Consider the example of all those societies allied against “creationism.”  Does it mean that each and every individual scientist in the societies agrees with the pronouncements that creationism is bad-bad-bad and must be stopped?  Of course not – not any more than members of Labor Unions accept the political candidates the leadership “officially” endorse.  Undoubtedly there is a wide spectrum of opinions among the members on the subject of creationism, ID, evolutionism, and how they should be taught.  When the NAS published a booklet on “Science, Evolution and Creationism” (updated in 2008) it carried the force of consensus and the prestige of the NAS.  It influenced many judges, school boards and reporters.  Underneath the veneer of authority presented by the booklet, though, how many NAS members understood the issues, were familiar with creation or ID literature, or even participated in the discussions prior to publication?  Critics at the Discovery Institute found lots of errors and misrepresentations in the document (see Evolution News & Views).  Rather than promoting the kind of debate and discussion that is essential for the health of science, the booklet simply dismissed, with the swipe of a hand, a whole lively field of inquiry into intelligent design that overlaps heavily into secular science itself (biomimetics, forensics, archaeology, linguistics, SETI, communication theory, cryptography, and more).  It told any members who might have doubts about Darwin to basically shut up.  “The debate is over.”

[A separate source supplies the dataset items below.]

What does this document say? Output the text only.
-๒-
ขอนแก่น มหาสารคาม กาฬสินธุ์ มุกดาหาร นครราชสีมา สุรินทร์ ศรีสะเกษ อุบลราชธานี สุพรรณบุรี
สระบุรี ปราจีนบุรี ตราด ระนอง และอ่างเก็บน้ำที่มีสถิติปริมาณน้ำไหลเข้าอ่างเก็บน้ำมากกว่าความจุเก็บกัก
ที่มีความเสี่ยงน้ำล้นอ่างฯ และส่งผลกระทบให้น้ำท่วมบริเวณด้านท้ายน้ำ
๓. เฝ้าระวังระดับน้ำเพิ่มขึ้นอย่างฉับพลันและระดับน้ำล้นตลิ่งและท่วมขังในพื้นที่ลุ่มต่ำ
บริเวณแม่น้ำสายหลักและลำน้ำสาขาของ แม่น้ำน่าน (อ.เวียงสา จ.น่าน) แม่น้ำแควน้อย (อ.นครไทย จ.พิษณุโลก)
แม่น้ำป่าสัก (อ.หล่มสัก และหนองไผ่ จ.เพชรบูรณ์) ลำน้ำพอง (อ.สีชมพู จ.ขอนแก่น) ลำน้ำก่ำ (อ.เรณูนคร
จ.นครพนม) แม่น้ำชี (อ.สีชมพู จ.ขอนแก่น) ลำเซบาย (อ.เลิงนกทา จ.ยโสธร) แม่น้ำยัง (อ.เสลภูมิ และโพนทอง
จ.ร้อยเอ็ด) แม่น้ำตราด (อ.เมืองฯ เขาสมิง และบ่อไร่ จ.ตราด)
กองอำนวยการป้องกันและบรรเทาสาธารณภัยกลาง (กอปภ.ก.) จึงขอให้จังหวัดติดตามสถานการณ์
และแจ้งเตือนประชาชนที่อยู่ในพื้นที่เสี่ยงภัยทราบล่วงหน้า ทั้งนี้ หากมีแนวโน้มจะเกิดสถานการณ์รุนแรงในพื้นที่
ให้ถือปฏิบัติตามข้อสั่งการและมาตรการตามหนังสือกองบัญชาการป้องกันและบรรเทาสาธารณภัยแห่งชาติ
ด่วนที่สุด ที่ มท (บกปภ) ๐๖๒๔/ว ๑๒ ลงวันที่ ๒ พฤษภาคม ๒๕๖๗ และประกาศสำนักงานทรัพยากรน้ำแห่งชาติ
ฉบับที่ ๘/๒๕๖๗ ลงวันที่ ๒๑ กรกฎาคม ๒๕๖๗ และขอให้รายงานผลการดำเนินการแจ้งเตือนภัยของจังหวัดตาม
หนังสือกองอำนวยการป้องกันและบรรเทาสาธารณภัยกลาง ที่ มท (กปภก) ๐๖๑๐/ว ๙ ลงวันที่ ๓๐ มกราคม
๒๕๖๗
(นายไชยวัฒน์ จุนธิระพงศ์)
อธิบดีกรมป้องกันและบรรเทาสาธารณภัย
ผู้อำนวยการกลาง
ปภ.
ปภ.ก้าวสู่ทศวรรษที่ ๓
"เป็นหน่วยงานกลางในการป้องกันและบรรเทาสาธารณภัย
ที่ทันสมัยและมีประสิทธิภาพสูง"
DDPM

The consensus of societies can sometimes mimic the dogmas of a pope or college of cardinals publishing lists of heresies, stamped with the imprimatur of an authoritative institution.  What a strange twist of history.  It’s the Galileo affair all over again – only with the ideological roles reversed.  An informed public, and brave individual scientists, need to be the watchdogs against such abuses.  For all their posturing, power plays and promotions, scientific societies have no more intrinsic authority than what the facts of nature give them.